[I18n-sig] UCS-4 configuration

Wed, 27 Jun 2001 04:24:44 -0400

[Martin v. Loewis]
> I would never remotely consider questioning your authority, how could I?

LOL!  If authority were of any help in getting software to work, Guido
wouldn't need any of us:  he could just scowl at it, and it would all fall
into place <wink>.

> The specific code in question is in PyUnicode_DecodeUTF16. It gets a
> char*, and converts it to a Py_UCS2* (where Py_UCS is unsigned short).
> It then fetches a Py_UCS2 after another, byte-swapping if appropriate,
> and advances the Py_UCS2* by one. The intention is that this retrieves
> the bytes of the input in pairs.
>
> Is that code correct even if sizeof(unsigned short)>2?

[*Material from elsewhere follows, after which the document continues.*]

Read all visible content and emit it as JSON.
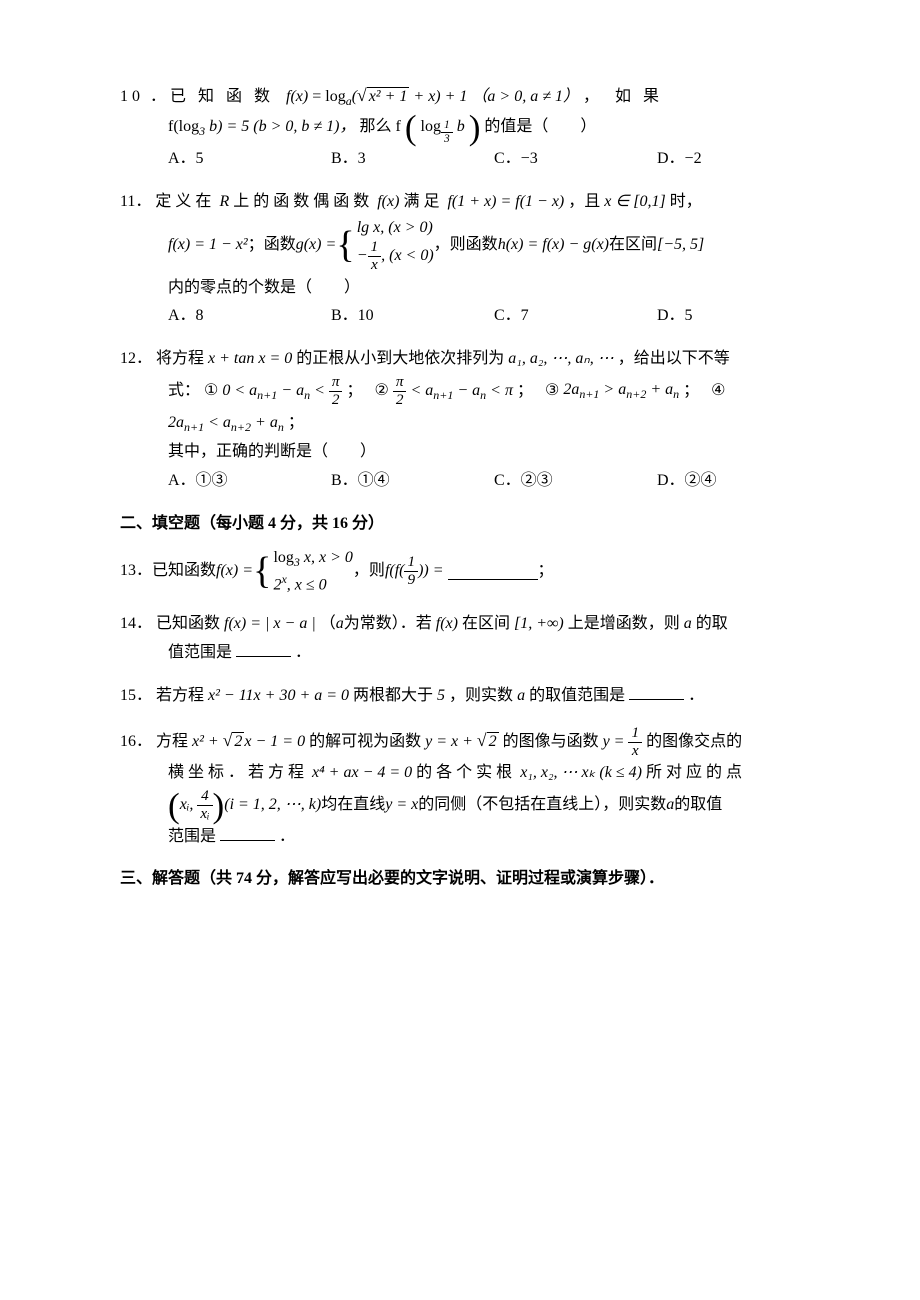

Oh no.  Clearly, if sizeof(Py_UCS2) > 2, it will read more than 2 bytes each
time.  But the *obvious* way to read two bytes is to use a char* pointer!
Say q and e were declared

    const unsigned char*

instead of Py_UCS2*.  Then for big-endian getting "the next" char is just

    ch = (q[0] << 8) | q[1];
    q += 2;

and swap "0" and "1" for a little-endian machine.  The code would get
substantially simpler.  In fact, you can skip all the embedded #ifdefs and
repeated (bo == 1), (bo == -1) tests by setting up invariants

int lo_index, hi_index;

appropriately at the start before the loop-- setting one of those to 1 and
the other to 0 --and then do

    ch = (q[hi_index] << 8) | q[lo_index]
    q += 2;

unconditionally inside the loop whenever fetching another pair.  Now C
doesn't guarantee that a byte is 8 bits either, but that's one thing that's
true even on a Cray (they actually read 64 bits under the covers and
shift+mask, but it looks like "8 bits" to C code); I don't know of any
modern box on which it isn't true, and it's exceedingly unlikely any new
architecture won't play along.

Everything else should "just work" then.  BTW, the existing byte-swapping
code doesn't work right either for sizeof(Py_UCS2) > 2, because in

    ch = (ch >> 8) | (ch << 8);

there's an assumption that the left shift is end-off.  Fetch a byte at a
time as above and none of that fiddling is needed.  Else the existing
byte-swapping code needs either

    ch &= 0xffff;

after, or

    ch = (ch >> 8) | ((ch & 0xff) << 8);

in the body.  But we'd be better off getting rid of Py_UCS2 thingies
entirely in this routine (they don't *mean* "UCS2", they *mean* "exactly two
bytes", and that can't always be met).